Cette période de « fixation » sans précédant de la présence chinoise dans la capitale est ponctuée par un événement majeur : « la victoire de Mao Tsé-toung en 1949 qui génère à Paris, une scission profonde entre partisans de Taïwan et militants maoïstes et ce, pendant près de vingt ans », raconte Pascal Blanchard. Des clivages tout aussi forts au sein de la communauté indochinoise. Après la défaite française de Dien Bien Phu en 1954, marquant l’indépendance du Vietnam, des milliers de ressortissants sont rapatries en métropole. Ces supplétifs, qu’on pourrait qualifier de harkis vietnamiens, selon Alain Ruscio, contrastent avec les militants indépendantistes déjà présents. Leur destination ? Des camps militaires réaménagés en centres d’accueil, comme celui de Sainte Livrade (Lot), où nombre d’entre eux vivront parqués pendant des années. « Si la majorité parviendra à en partir, aujourd’hui encore, quelques vieilles dames y finissent leurs jours, relate Alain Ruscio, rappelant qu’un projet de mémorial serait en cours en souvenir de ces Indochinoismaltraités par la France »

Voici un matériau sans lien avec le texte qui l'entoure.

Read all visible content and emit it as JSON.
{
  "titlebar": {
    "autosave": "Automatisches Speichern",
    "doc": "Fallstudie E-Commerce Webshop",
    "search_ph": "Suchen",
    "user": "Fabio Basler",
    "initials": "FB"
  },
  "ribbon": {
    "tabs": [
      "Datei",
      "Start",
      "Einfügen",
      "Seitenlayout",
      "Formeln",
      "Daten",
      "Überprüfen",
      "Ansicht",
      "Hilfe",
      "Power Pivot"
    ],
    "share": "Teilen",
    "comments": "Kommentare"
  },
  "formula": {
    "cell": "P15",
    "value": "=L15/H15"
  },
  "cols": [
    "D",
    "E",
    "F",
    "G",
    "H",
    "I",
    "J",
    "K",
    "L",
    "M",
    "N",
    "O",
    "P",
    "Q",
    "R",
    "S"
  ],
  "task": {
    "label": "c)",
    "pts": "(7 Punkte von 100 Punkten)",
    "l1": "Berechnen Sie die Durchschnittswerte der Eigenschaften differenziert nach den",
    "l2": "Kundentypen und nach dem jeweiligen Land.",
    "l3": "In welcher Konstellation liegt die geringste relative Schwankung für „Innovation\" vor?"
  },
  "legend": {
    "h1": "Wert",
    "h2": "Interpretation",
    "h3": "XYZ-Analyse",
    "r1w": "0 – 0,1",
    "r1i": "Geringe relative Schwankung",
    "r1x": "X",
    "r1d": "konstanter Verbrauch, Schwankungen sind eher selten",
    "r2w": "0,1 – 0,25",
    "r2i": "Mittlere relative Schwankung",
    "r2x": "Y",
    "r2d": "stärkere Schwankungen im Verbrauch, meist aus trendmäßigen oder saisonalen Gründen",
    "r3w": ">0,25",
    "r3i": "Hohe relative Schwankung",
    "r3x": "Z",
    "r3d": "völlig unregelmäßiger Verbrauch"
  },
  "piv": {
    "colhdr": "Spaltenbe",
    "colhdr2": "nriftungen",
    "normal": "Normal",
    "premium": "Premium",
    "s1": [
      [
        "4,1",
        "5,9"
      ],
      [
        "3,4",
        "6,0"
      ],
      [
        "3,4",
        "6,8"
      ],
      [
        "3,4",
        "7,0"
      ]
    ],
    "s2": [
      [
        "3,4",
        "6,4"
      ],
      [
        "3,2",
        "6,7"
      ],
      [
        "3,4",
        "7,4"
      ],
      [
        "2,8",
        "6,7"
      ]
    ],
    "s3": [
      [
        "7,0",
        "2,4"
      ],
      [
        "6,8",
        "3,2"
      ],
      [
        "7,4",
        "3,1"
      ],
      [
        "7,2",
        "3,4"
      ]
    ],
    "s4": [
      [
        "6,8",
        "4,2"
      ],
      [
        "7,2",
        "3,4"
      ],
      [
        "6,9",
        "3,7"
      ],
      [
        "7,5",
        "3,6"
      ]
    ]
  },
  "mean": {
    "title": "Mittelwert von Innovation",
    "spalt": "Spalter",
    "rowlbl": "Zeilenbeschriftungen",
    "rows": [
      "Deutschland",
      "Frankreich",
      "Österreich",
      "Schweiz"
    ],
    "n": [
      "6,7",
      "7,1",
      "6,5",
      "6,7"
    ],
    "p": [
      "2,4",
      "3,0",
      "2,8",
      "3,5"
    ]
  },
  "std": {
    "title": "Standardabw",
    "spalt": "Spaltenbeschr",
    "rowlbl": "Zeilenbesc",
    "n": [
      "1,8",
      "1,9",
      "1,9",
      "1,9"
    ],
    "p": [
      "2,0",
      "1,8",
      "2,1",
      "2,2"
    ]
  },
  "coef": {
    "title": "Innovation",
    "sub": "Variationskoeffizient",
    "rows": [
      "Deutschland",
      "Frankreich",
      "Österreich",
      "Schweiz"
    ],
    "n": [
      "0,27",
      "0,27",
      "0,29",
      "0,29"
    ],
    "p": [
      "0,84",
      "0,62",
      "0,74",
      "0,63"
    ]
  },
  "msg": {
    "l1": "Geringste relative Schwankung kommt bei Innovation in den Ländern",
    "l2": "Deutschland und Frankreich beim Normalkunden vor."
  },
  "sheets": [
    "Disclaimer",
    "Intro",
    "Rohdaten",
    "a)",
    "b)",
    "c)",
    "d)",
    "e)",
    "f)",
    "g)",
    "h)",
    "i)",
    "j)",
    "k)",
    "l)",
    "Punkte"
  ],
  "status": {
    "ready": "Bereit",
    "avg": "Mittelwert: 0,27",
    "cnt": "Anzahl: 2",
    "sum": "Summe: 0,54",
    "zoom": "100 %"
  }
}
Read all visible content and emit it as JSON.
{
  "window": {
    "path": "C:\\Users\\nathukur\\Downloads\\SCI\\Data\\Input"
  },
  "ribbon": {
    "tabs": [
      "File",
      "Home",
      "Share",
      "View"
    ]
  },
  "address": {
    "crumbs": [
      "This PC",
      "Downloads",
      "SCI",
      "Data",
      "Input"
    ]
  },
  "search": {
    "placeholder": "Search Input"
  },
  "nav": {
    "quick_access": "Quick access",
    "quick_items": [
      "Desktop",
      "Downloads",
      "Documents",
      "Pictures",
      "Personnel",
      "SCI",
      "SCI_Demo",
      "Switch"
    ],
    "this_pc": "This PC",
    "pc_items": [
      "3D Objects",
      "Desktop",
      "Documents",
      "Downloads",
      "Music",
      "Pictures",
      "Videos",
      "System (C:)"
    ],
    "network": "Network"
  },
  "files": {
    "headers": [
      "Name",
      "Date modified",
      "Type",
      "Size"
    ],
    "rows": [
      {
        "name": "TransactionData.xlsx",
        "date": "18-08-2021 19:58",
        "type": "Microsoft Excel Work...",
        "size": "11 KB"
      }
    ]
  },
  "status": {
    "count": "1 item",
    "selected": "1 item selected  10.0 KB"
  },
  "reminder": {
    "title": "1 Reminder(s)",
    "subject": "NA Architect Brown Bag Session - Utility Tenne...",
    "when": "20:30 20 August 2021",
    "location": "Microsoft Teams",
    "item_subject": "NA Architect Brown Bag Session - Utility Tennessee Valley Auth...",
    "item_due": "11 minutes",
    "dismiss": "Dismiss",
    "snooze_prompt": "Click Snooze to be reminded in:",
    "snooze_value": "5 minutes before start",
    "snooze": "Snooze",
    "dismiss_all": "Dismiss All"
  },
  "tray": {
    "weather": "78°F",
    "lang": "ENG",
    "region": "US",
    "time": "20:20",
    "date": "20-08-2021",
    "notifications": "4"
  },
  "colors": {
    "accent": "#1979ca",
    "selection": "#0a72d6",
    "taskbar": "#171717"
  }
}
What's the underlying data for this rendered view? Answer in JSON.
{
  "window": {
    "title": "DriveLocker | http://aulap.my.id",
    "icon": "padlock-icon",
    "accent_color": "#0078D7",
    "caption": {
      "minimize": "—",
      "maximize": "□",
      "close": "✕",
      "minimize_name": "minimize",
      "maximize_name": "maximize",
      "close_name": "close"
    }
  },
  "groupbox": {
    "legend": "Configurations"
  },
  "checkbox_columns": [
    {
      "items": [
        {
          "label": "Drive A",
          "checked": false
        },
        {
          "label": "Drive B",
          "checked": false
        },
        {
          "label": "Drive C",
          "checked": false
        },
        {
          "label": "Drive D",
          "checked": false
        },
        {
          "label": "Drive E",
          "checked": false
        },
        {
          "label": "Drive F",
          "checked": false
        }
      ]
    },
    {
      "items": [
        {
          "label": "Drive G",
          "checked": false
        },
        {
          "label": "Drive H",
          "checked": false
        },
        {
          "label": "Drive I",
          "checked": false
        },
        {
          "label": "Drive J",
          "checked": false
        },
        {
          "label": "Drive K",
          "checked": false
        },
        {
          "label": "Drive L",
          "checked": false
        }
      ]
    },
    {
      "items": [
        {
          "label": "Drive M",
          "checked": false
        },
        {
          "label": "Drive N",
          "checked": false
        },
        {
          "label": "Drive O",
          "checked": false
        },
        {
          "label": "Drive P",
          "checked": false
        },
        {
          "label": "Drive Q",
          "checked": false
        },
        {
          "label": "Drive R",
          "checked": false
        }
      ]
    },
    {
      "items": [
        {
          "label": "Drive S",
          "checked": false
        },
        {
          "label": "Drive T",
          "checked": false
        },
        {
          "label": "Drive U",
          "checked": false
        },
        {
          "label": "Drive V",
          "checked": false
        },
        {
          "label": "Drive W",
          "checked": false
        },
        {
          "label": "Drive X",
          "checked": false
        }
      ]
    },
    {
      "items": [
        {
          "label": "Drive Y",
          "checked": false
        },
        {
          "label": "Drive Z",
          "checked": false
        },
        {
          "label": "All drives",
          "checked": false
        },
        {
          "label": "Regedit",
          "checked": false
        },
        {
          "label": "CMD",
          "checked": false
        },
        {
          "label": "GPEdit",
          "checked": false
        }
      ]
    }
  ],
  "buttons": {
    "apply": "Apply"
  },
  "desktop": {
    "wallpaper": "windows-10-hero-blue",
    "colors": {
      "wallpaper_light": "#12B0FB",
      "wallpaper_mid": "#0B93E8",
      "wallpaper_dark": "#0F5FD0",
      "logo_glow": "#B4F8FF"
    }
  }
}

La crainte du « péril jaune »

Au début des années 1960, l’ensemble du paysage économique de la diaspora asiatique, notamment chinoise, s’est transformé en profondeur. « Le nombre de restaurants a doublé, comme celui des maroquineries par rapport à 1946 : les épiceries et les ateliers de meubles chinois s’installent dans de nombreux arrondissements, alors que l’on commence à dénoncer le « ghetto » des Arts-et-Métiers et ses 3 000 « Chinois », développe Pascal Blanchard. Le spécialiste des immigrations chinoises Live Yu-Sion rappelle la réaction des médias sur cette présence au cours des années 1960 désormais visible  : « Autour de Saint-Étienne-du-Mont, il n’est guère que l’église elle-même, le Panthéon, l’École polytechnique, deux ou trois bistrots et quelques merceries à demeurer résolument français. Partout ailleurs, c’est désormais la Chine… Car le ventre de Paris est devenu extrême-oriental, chinois surtout… Peu de quartiers échappent à cette invasion pacifique… » (Figaro Littéraire du 28 octobre 1965). Le journaliste termine sa description par ces lignes : « Cessez donc de craindre le péril jaune : il est déjà arrivé à Paris. »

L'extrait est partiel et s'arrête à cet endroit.